Separate Ways follows the same methodology, so, unless you understand the language, you'll be once again missing out on some extra details. Still, the additional screen time makes the main campaign's events even more resonant after knowing what Luis went through to help others. Albert Wesker is also more present, acting as the shitty boss who's constantly asking Ada for updates on her task to retrieve a dangerous sample for him.

Resident Evil games thrive in their replayability potential.

Capcom

Moreover, you can now explore areas that weren't present in the first run-through, and that also includes enemy encounters. Of course, the areas themselves will be familiar, but there's a constant effort to take Ada through previously unexplored nooks and crannies and present a twist with enemies. Without spoiling its surprises, just know that the laser sequence in the laboratory is back — a glaring omission in the remake's campaign. And yes, failure leads to extremely gory results, paying tribute to the iconic scene of 2002's Resident Evil film.

Resident Evil games thrive in their replayability potential, rewarding your muscle memory as well as efforts in upgrading weapons by letting you re-tackle stories with familiarity in mind. Subsequent playthroughs become power trips.

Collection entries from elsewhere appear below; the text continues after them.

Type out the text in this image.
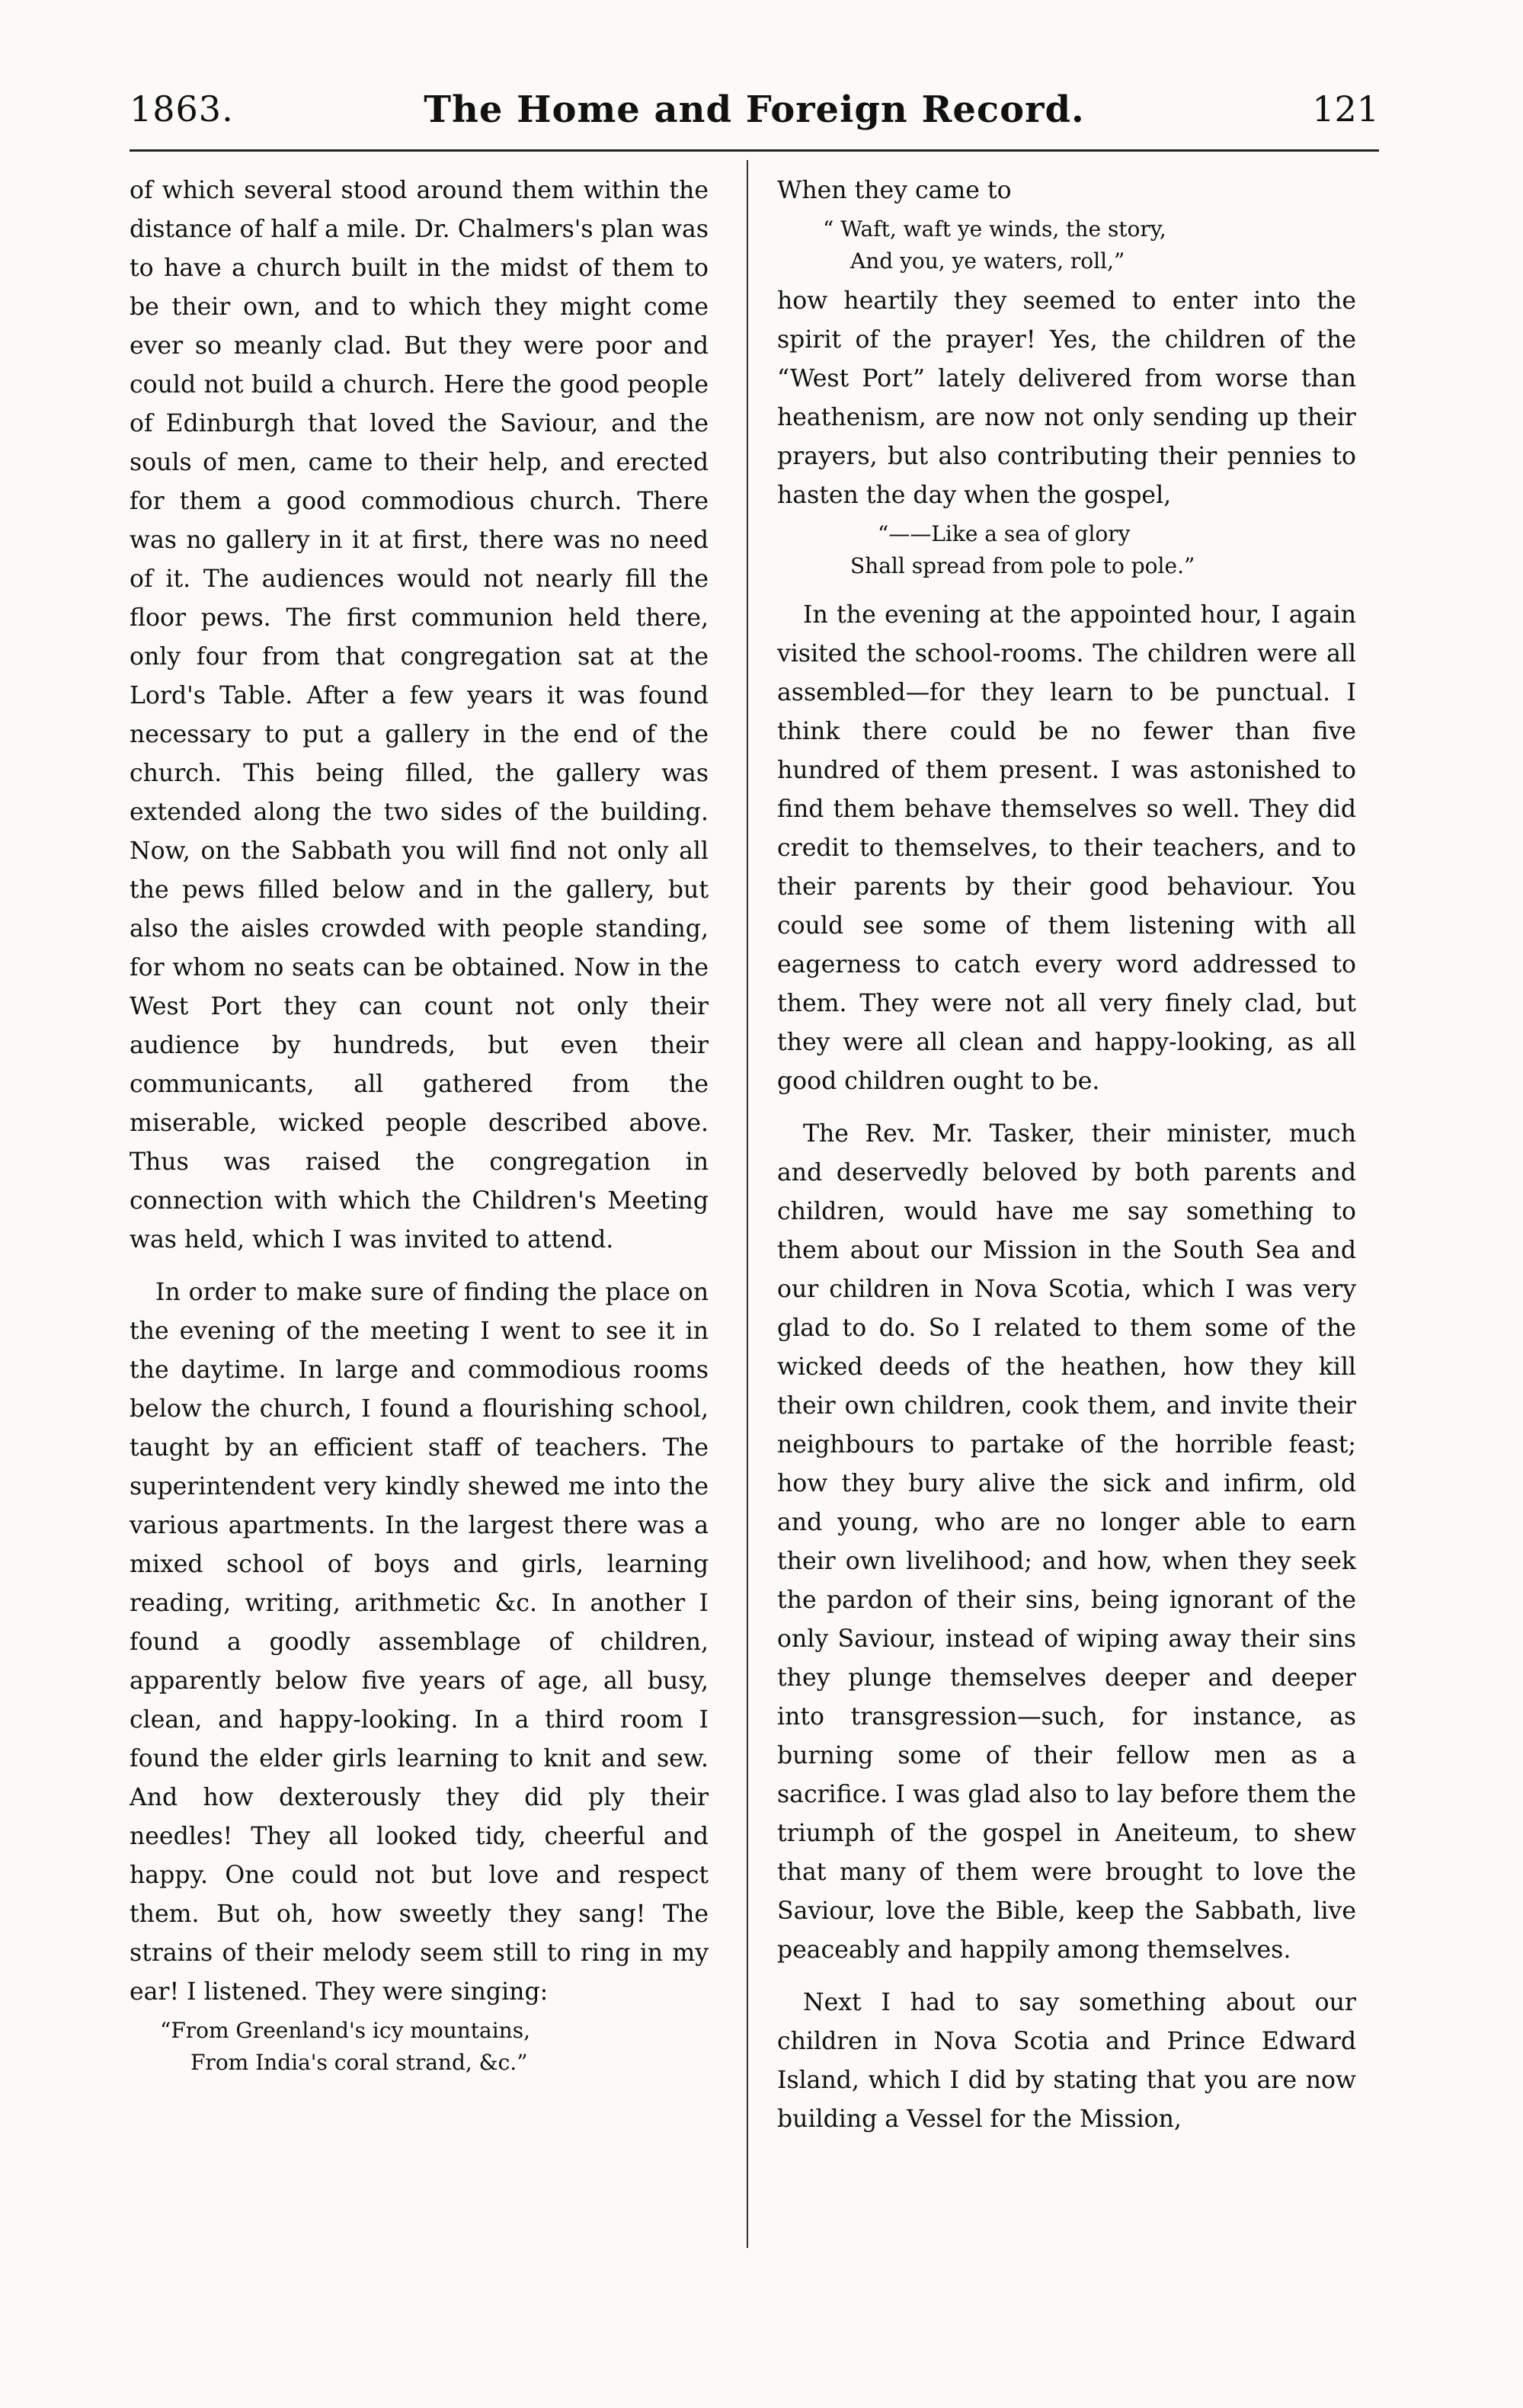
1863.	The Home and Foreign Record.	121

of which several stood around them within the distance of half a mile. Dr. Chalmers's plan was to have a church built in the midst of them to be their own, and to which they might come ever so meanly clad. But they were poor and could not build a church. Here the good people of Edinburgh that loved the Saviour, and the souls of men, came to their help, and erected for them a good commodious church. There was no gallery in it at first, there was no need of it. The audiences would not nearly fill the floor pews. The first communion held there, only four from that congregation sat at the Lord's Table. After a few years it was found necessary to put a gallery in the end of the church. This being filled, the gallery was extended along the two sides of the building. Now, on the Sabbath you will find not only all the pews filled below and in the gallery, but also the aisles crowded with people standing, for whom no seats can be obtained. Now in the West Port they can count not only their audience by hundreds, but even their communicants, all gathered from the miserable, wicked people described above. Thus was raised the congregation in connection with which the Children's Meeting was held, which I was invited to attend.

In order to make sure of finding the place on the evening of the meeting I went to see it in the daytime. In large and commodious rooms below the church, I found a flourishing school, taught by an efficient staff of teachers. The superintendent very kindly shewed me into the various apartments. In the largest there was a mixed school of boys and girls, learning reading, writing, arithmetic &c. In another I found a goodly assemblage of children, apparently below five years of age, all busy, clean, and happy-looking. In a third room I found the elder girls learning to knit and sew. And how dexterously they did ply their needles! They all looked tidy, cheerful and happy. One could not but love and respect them. But oh, how sweetly they sang! The strains of their melody seem still to ring in my ear! I listened. They were singing:

“From Greenland's icy mountains,
From India's coral strand, &c.”

When they came to

“ Waft, waft ye winds, the story,
And you, ye waters, roll,”

how heartily they seemed to enter into the spirit of the prayer! Yes, the children of the “West Port” lately delivered from worse than heathenism, are now not only sending up their prayers, but also contributing their pennies to hasten the day when the gospel,

“——Like a sea of glory
Shall spread from pole to pole.”

In the evening at the appointed hour, I again visited the school-rooms. The children were all assembled—for they learn to be punctual. I think there could be no fewer than five hundred of them present. I was astonished to find them behave themselves so well. They did credit to themselves, to their teachers, and to their parents by their good behaviour. You could see some of them listening with all eagerness to catch every word addressed to them. They were not all very finely clad, but they were all clean and happy-looking, as all good children ought to be.

The Rev. Mr. Tasker, their minister, much and deservedly beloved by both parents and children, would have me say something to them about our Mission in the South Sea and our children in Nova Scotia, which I was very glad to do. So I related to them some of the wicked deeds of the heathen, how they kill their own children, cook them, and invite their neighbours to partake of the horrible feast; how they bury alive the sick and infirm, old and young, who are no longer able to earn their own livelihood; and how, when they seek the pardon of their sins, being ignorant of the only Saviour, instead of wiping away their sins they plunge themselves deeper and deeper into transgression—such, for instance, as burning some of their fellow men as a sacrifice. I was glad also to lay before them the triumph of the gospel in Aneiteum, to shew that many of them were brought to love the Saviour, love the Bible, keep the Sabbath, live peaceably and happily among themselves.

Next I had to say something about our children in Nova Scotia and Prince Edward Island, which I did by stating that you are now building a Vessel for the Mission,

Despite being a DLC, Separate Ways feels similar. If you've memorized the locations of treasures, most of them are still in the same place. (This poises the hilarious headcanon that you're getting to them before Leon, or picking up his slack).

But there's also a playful aspect in place when these expectations are subverted, or gain a twist thanks to a different addition. As Ada, you have full access to the merchant, meaning that you can upgrade your weapons (there are a few new ones, too) and take requests from him. Although some of the objectives are familiar, such as shooting down Blue Medallions, there are some hunt-type quests involving the areas of Separate Ways that add some nice variety. Moreover, there's a new massive list of challenges to tackle that are unique to the DLC. And yes, doing so grants you with costumes and accessories — a great excuse to play again.

There's also the Interactive Retinal Inquiry System (I.R.I.S. for short), possibly the coolest contact lens that’s out there.

Capcom

For now, the future of the Resident Evil franchise remains unclear. Capcom released a VR mode for the Resident Evil 4 remake in December, but little is known about what's next. If the ending of the remake is any indication, then we might be revisiting Resident Evil 5 next. Leon's remade mission in Spain is a solid indication of what the remake of more action-oriented entries in the series can look and feel like. Separate Ways treads on similar grounds, complementing the story to make for a well-rounded experience. But if you ask me, I'd love for Ada Wong's espionage skills to be put to use in a new mission.

The Resident Evil 4 remake is available on PS4, PS5, Xbox Series X/S, iOS, and PC.